The stress of putting together a compelling CV often stems from the fact that people are usually uncomfortable “selling themselves”. But, a well written and concise CV can catch attention, highlight your strengths and get you that job. Here are seven common job-seeking blunders to avoid as you piece together a CV to wow your new employer.
You add too much unnecessary detail
Unless it’s relevant to the job in some way, you don’t need to mention your religion, how many children you have, your hobbies or your health status. Your CV should make your employer think you’re exactly what they want – and extra bits and pieces can slow down reading and make them lose interest.

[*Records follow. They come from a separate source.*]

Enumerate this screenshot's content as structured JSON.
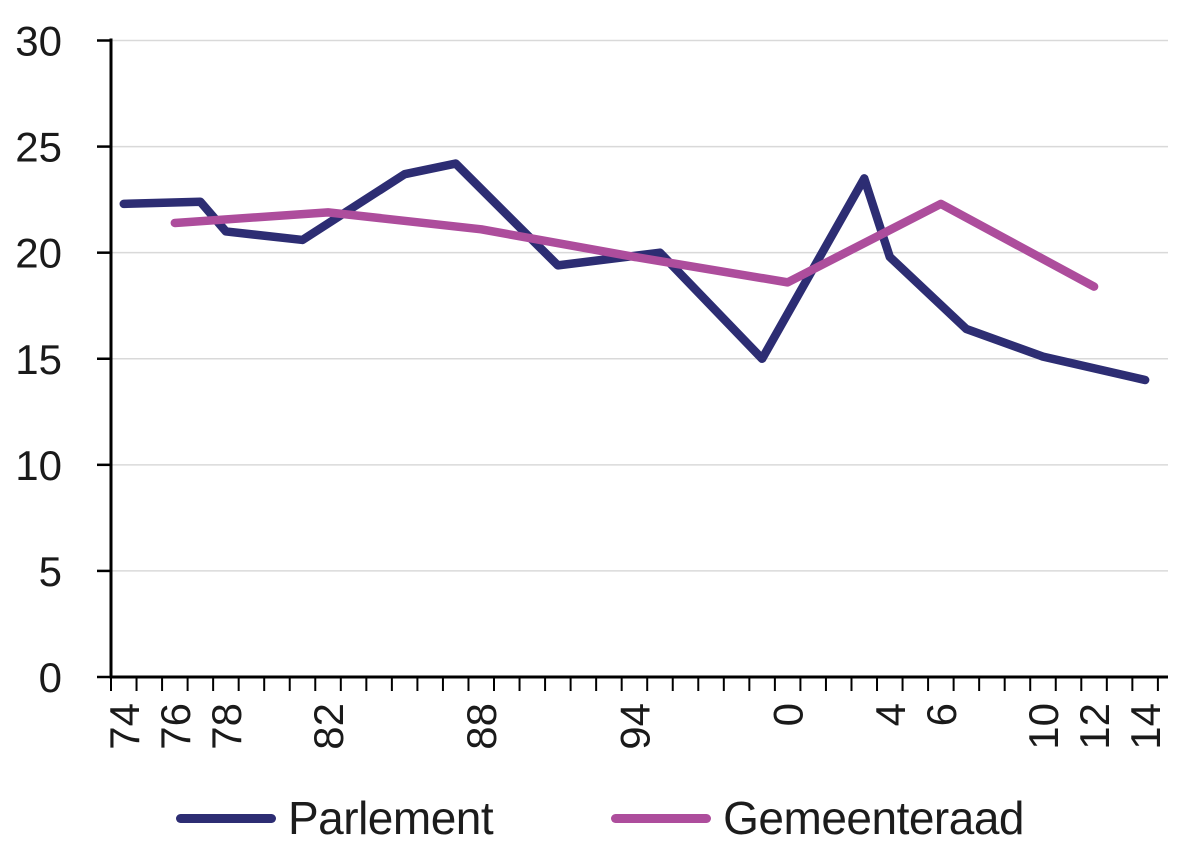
{
  "colors": {
    "background": "#ffffff",
    "grid": "#d9d9d9",
    "axis": "#000000",
    "text": "#1a1a1a",
    "parlement_line": "#2d2d73",
    "gemeenteraad_line": "#ad4d9c"
  },
  "chart_data": {
    "type": "line",
    "title": "",
    "xlabel": "",
    "ylabel": "",
    "ylim": [
      0,
      30
    ],
    "yticks": [
      0,
      5,
      10,
      15,
      20,
      25,
      30
    ],
    "x_years_range": [
      1974,
      2014
    ],
    "x_minor_ticks": "one tick per year from 1974 to 2015",
    "grid": "horizontal gridlines every 5 units",
    "legend_position": "bottom center",
    "xtick_labels": [
      {
        "year": 1974,
        "label": "74"
      },
      {
        "year": 1976,
        "label": "76"
      },
      {
        "year": 1978,
        "label": "78"
      },
      {
        "year": 1982,
        "label": "82"
      },
      {
        "year": 1988,
        "label": "88"
      },
      {
        "year": 1994,
        "label": "94"
      },
      {
        "year": 2000,
        "label": "0"
      },
      {
        "year": 2004,
        "label": "4"
      },
      {
        "year": 2006,
        "label": "6"
      },
      {
        "year": 2010,
        "label": "10"
      },
      {
        "year": 2012,
        "label": "12"
      },
      {
        "year": 2014,
        "label": "14"
      }
    ],
    "series": [
      {
        "name": "Parlement",
        "color": "#2d2d73",
        "points": [
          [
            1974,
            22.3
          ],
          [
            1977,
            22.4
          ],
          [
            1978,
            21.0
          ],
          [
            1981,
            20.6
          ],
          [
            1985,
            23.7
          ],
          [
            1987,
            24.2
          ],
          [
            1991,
            19.4
          ],
          [
            1995,
            20.0
          ],
          [
            1999,
            15.0
          ],
          [
            2003,
            23.5
          ],
          [
            2004,
            19.8
          ],
          [
            2007,
            16.4
          ],
          [
            2010,
            15.1
          ],
          [
            2014,
            14.0
          ]
        ]
      },
      {
        "name": "Gemeenteraad",
        "color": "#ad4d9c",
        "points": [
          [
            1976,
            21.4
          ],
          [
            1982,
            21.9
          ],
          [
            1988,
            21.1
          ],
          [
            1994,
            19.8
          ],
          [
            2000,
            18.6
          ],
          [
            2006,
            22.3
          ],
          [
            2012,
            18.4
          ]
        ]
      }
    ]
  }
}
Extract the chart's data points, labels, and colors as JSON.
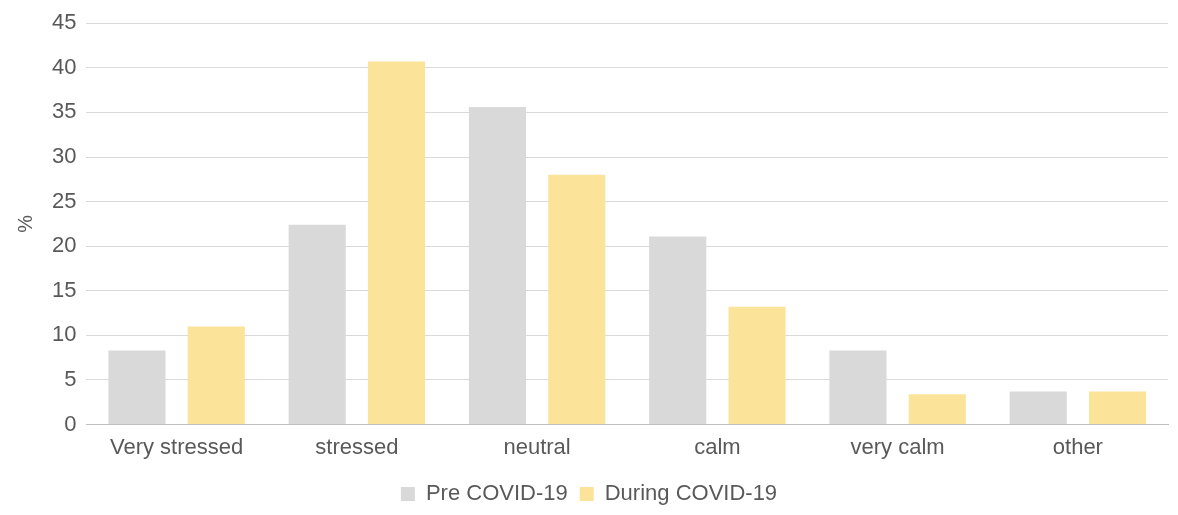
{
  "chart_data": {
    "type": "bar",
    "ylabel": "%",
    "categories": [
      "Very stressed",
      "stressed",
      "neutral",
      "calm",
      "very calm",
      "other"
    ],
    "series": [
      {
        "name": "Pre COVID-19",
        "color": "#d9d9d9",
        "values": [
          8.3,
          22.4,
          35.6,
          21.1,
          8.3,
          3.7
        ]
      },
      {
        "name": "During COVID-19",
        "color": "#fbe49a",
        "values": [
          11.0,
          40.7,
          28.0,
          13.2,
          3.4,
          3.7
        ]
      }
    ],
    "ylim": [
      0,
      45
    ],
    "yticks": [
      0,
      5,
      10,
      15,
      20,
      25,
      30,
      35,
      40,
      45
    ],
    "grid": "y",
    "legend": "bottom"
  }
}
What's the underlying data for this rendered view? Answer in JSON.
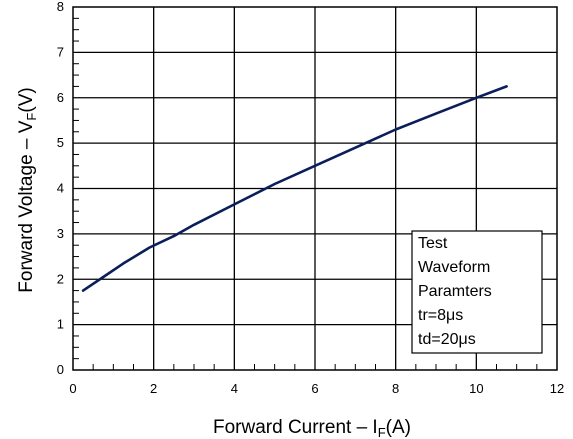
{
  "chart_data": {
    "type": "line",
    "title": "",
    "xlabel": {
      "main": "Forward Current – I",
      "sub": "F",
      "unit": "(A)"
    },
    "ylabel": {
      "main": "Forward Voltage – V",
      "sub": "F",
      "unit": "(V)"
    },
    "xlim": [
      0,
      12
    ],
    "ylim": [
      0,
      8
    ],
    "x_ticks": [
      "0",
      "2",
      "4",
      "6",
      "8",
      "10",
      "12"
    ],
    "y_ticks": [
      "0",
      "1",
      "2",
      "3",
      "4",
      "5",
      "6",
      "7",
      "8"
    ],
    "grid": true,
    "series": [
      {
        "color": "#0a1e5a",
        "x": [
          0.25,
          0.75,
          1.25,
          1.9,
          2.5,
          3.0,
          4.0,
          5.0,
          6.0,
          7.0,
          8.0,
          9.0,
          10.0,
          10.75
        ],
        "y": [
          1.75,
          2.05,
          2.35,
          2.7,
          2.95,
          3.2,
          3.65,
          4.1,
          4.5,
          4.9,
          5.3,
          5.65,
          6.0,
          6.25
        ]
      }
    ],
    "annotation": {
      "lines": [
        "Test",
        "Waveform",
        "Paramters",
        "tr=8μs",
        "td=20μs"
      ],
      "position": "bottom-right"
    }
  }
}
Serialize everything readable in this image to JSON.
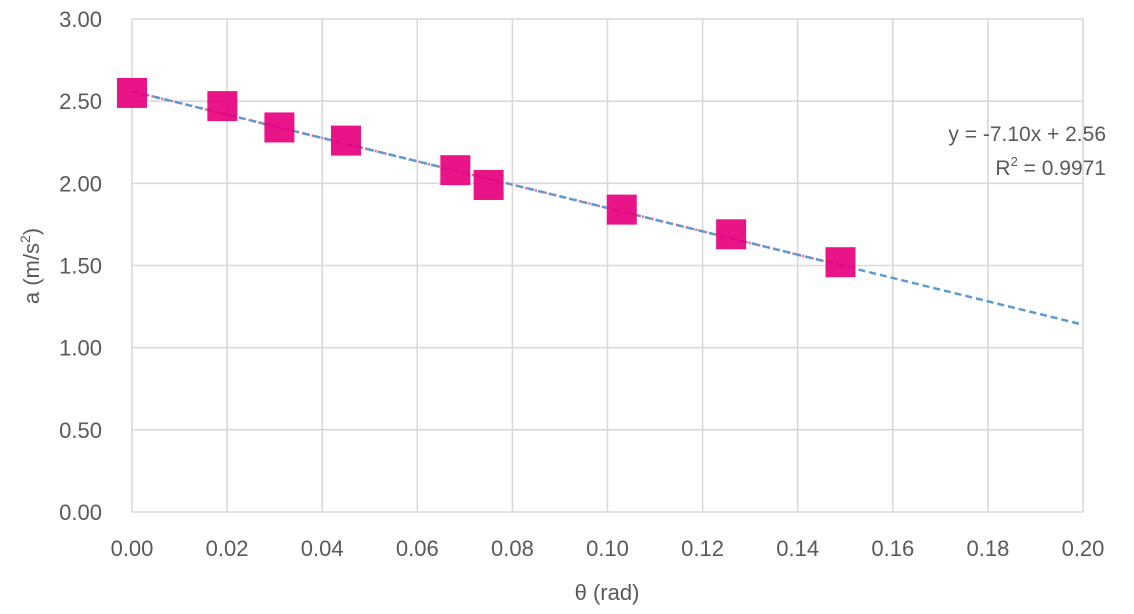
{
  "chart_data": {
    "type": "scatter",
    "title": "",
    "xlabel": "θ (rad)",
    "ylabel": "a (m/s²)",
    "ylabel_parts": {
      "prefix": "a (m/s",
      "sup": "2",
      "suffix": ")"
    },
    "xlim": [
      0,
      0.2
    ],
    "ylim": [
      0,
      3
    ],
    "x_ticks": [
      "0.00",
      "0.02",
      "0.04",
      "0.06",
      "0.08",
      "0.10",
      "0.12",
      "0.14",
      "0.16",
      "0.18",
      "0.20"
    ],
    "y_ticks": [
      "0.00",
      "0.50",
      "1.00",
      "1.50",
      "2.00",
      "2.50",
      "3.00"
    ],
    "grid": true,
    "legend": "none",
    "series": [
      {
        "marker": "square",
        "color": "#e6007e",
        "points": [
          {
            "x": 0.0,
            "y": 2.55
          },
          {
            "x": 0.019,
            "y": 2.47
          },
          {
            "x": 0.031,
            "y": 2.34
          },
          {
            "x": 0.045,
            "y": 2.26
          },
          {
            "x": 0.068,
            "y": 2.08
          },
          {
            "x": 0.075,
            "y": 1.99
          },
          {
            "x": 0.103,
            "y": 1.84
          },
          {
            "x": 0.126,
            "y": 1.69
          },
          {
            "x": 0.149,
            "y": 1.52
          }
        ]
      }
    ],
    "trendline": {
      "slope": -7.1,
      "intercept": 2.56,
      "x_range": [
        0,
        0.2
      ],
      "color": "#5b9bd5",
      "style": "dashed"
    },
    "connector": {
      "color": "#f06292",
      "style": "dotted"
    },
    "annotations": {
      "equation": "y = -7.10x + 2.56",
      "r2_prefix": "R",
      "r2_sup": "2",
      "r2_suffix": " = 0.9971"
    }
  }
}
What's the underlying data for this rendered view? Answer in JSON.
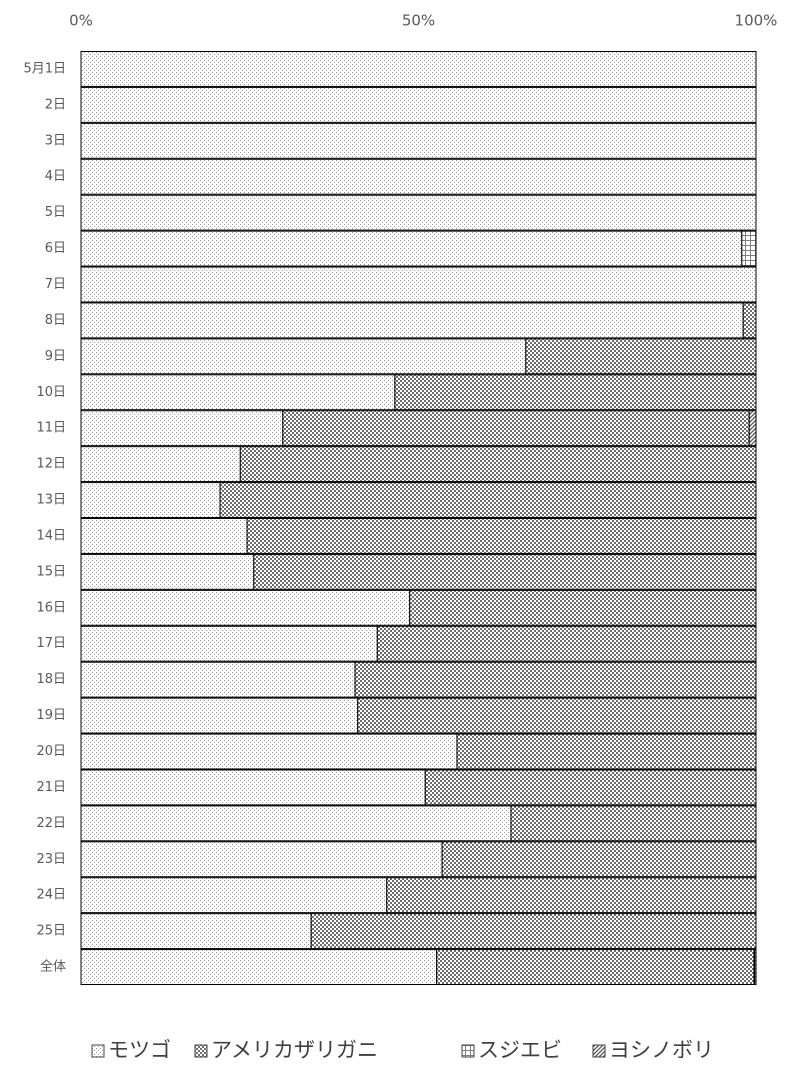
{
  "chart_data": {
    "type": "stacked-bar-100",
    "orientation": "horizontal",
    "categories": [
      "5月1日",
      "2日",
      "3日",
      "4日",
      "5日",
      "6日",
      "7日",
      "8日",
      "9日",
      "10日",
      "11日",
      "12日",
      "13日",
      "14日",
      "15日",
      "16日",
      "17日",
      "18日",
      "19日",
      "20日",
      "21日",
      "22日",
      "23日",
      "24日",
      "25日",
      "全体"
    ],
    "series": [
      {
        "name": "モツゴ",
        "color": "#9a9a9a",
        "pattern": "fine-dots",
        "values": [
          100,
          100,
          100,
          100,
          100,
          97.9,
          100,
          98.1,
          65.9,
          46.5,
          29.9,
          23.6,
          20.6,
          24.6,
          25.6,
          48.7,
          43.9,
          40.6,
          41.0,
          55.7,
          51.0,
          63.7,
          53.5,
          45.3,
          34.1,
          52.7
        ]
      },
      {
        "name": "アメリカザリガニ",
        "color": "#6e6e6e",
        "pattern": "coarse-dots",
        "values": [
          0,
          0,
          0,
          0,
          0,
          0,
          0,
          1.9,
          34.1,
          53.5,
          69.1,
          76.4,
          79.4,
          75.4,
          74.4,
          51.3,
          56.1,
          59.4,
          59.0,
          44.3,
          49.0,
          36.3,
          46.5,
          54.7,
          65.9,
          47.0
        ]
      },
      {
        "name": "スジエビ",
        "color": "#808080",
        "pattern": "grid",
        "values": [
          0,
          0,
          0,
          0,
          0,
          2.1,
          0,
          0,
          0,
          0,
          0,
          0,
          0,
          0,
          0,
          0,
          0,
          0,
          0,
          0,
          0,
          0,
          0,
          0,
          0,
          0.1
        ]
      },
      {
        "name": "ヨシノボリ",
        "color": "#555555",
        "pattern": "diagonal",
        "values": [
          0,
          0,
          0,
          0,
          0,
          0,
          0,
          0,
          0,
          0,
          1.0,
          0,
          0,
          0,
          0,
          0,
          0,
          0,
          0,
          0,
          0,
          0,
          0,
          0,
          0,
          0.2
        ]
      }
    ],
    "xlim": [
      0,
      100
    ],
    "xticks": [
      {
        "value": 0,
        "label": "0%"
      },
      {
        "value": 50,
        "label": "50%"
      },
      {
        "value": 100,
        "label": "100%"
      }
    ],
    "legend": "bottom"
  }
}
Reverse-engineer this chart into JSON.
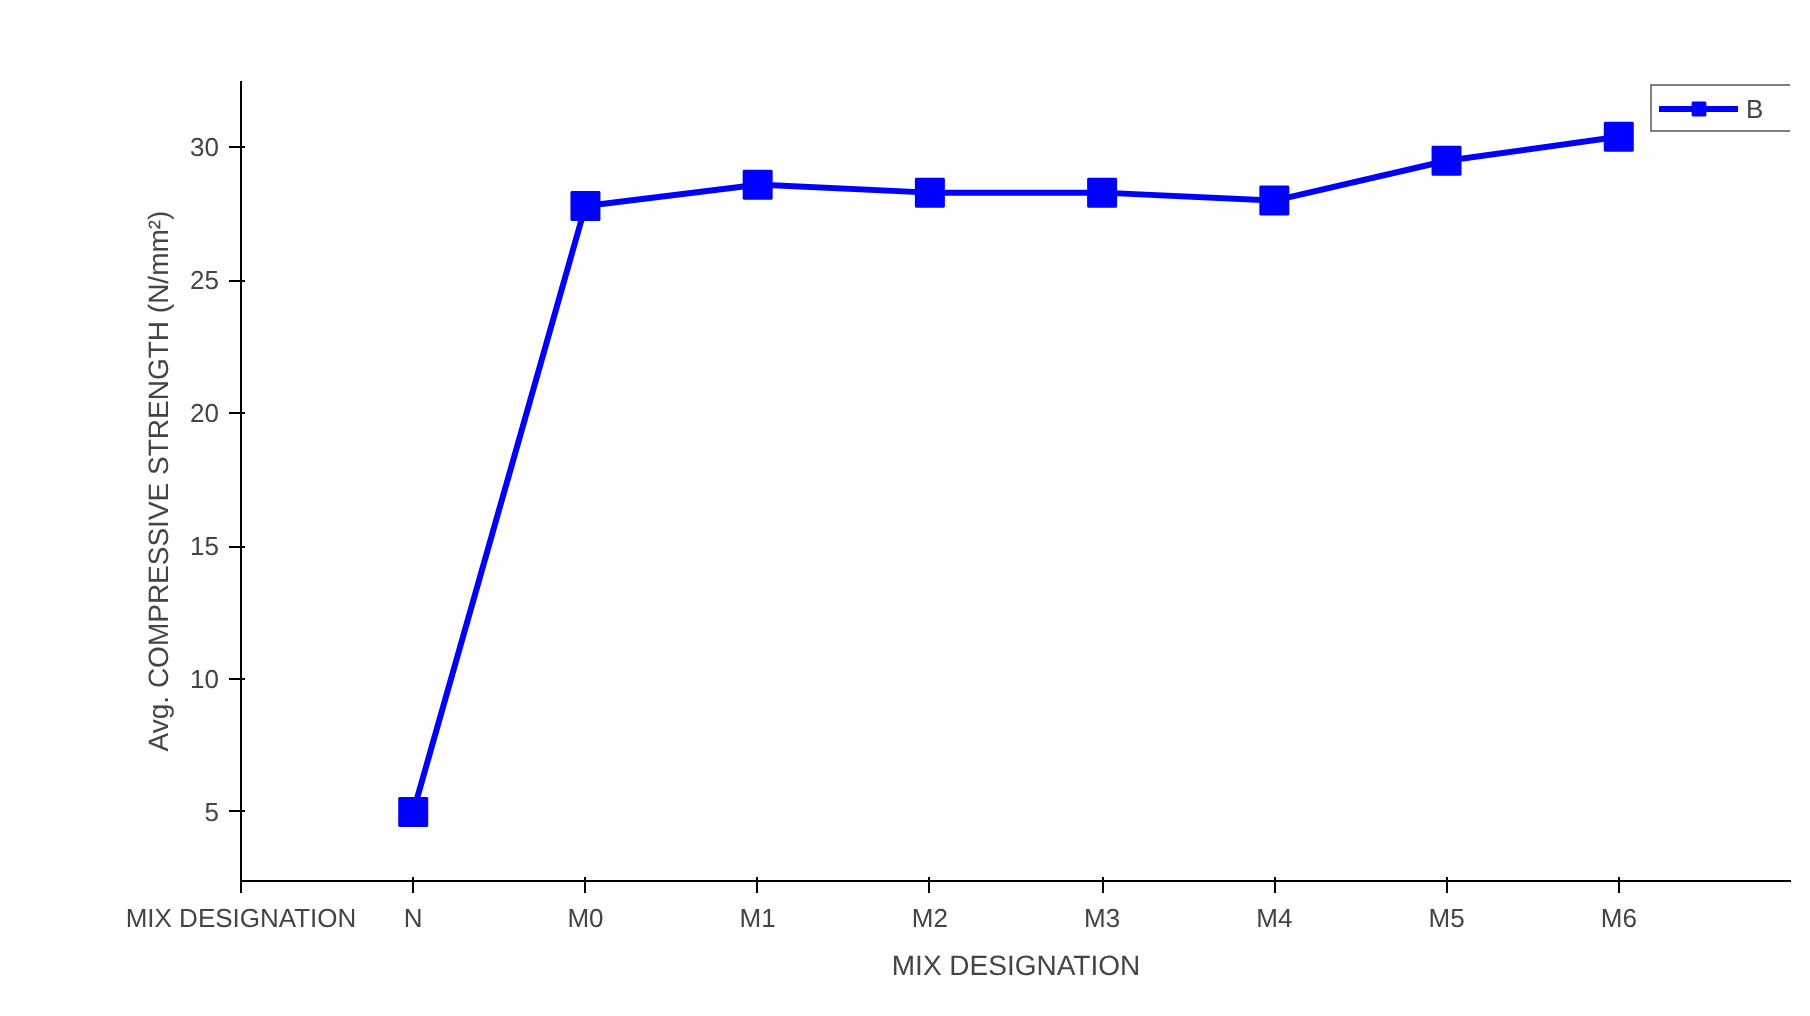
{
  "chart_data": {
    "type": "line",
    "xlabel": "MIX DESIGNATION",
    "ylabel": "Avg. COMPRESSIVE STRENGTH (N/mm²)",
    "categories": [
      "MIX DESIGNATION",
      "N",
      "M0",
      "M1",
      "M2",
      "M3",
      "M4",
      "M5",
      "M6"
    ],
    "series": [
      {
        "name": "B",
        "color": "#0000ff",
        "values": [
          null,
          5.0,
          27.8,
          28.6,
          28.3,
          28.3,
          28.0,
          29.5,
          30.4
        ]
      }
    ],
    "ylim": [
      2.4,
      32.5
    ],
    "yticks": [
      5,
      10,
      15,
      20,
      25,
      30
    ],
    "grid": false,
    "legend": "top right",
    "marker": "square",
    "line_style": "solid"
  }
}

You know that to find a job you need to stand out. The way to do that, however, is not with coloured borders, fancy fonts or non-standard paper colours and sizes. Impress your employer with what’s written on the CV, and skip things like crazy looking bullet points or photographs.
A 60 year old Nobel prize winner may need a 3 page long CV. Everyone else can do with one or two pages. Your employer will be scanning very quickly over the page to find the most important details. Make him wade through walls of text and you risk losing his attention.
The CV is riddled with spelling and grammar mistakes
This should be a no-brainer, but you’d be surprised how many little mistakes can slip through. Don’t rely solely on your spell check. Get a friend to proofread, and, if you’re applying for overseas positions, make sure your spelling and idioms are appropriate.
There’s no cover letter
For some, the only thing worse than writing a CV is writing a cover letter. But do it anyway. Your employer is busy and will appreciate that you’re giving them a brief summary of your application right off the bat.
You mention money
Employers can instinctively tell when an applicant is not sure of themselves – and it’s very off putting. Avoid saying things like, “I just thought I’d try and see if maybe you could possibly give me the opportunity to…” or “thank you so much for considering my application” or “even though I’m just starting out, I’m a hard worker” etc. An employer likely only needs to see whether you’re a good fit for the position or not, and begging makes you look unconfident and unprofessional.
Putting together a knock-out CV is no easy feat. You need to summarize your entire working history, explain why you’re incredibly hire-able and do it all in just a few short, sharp pages. But rest assured that if you keep your CV succinct and make sure to avoid the above common mistakes, you have a much better chance of letting your skills really shine through.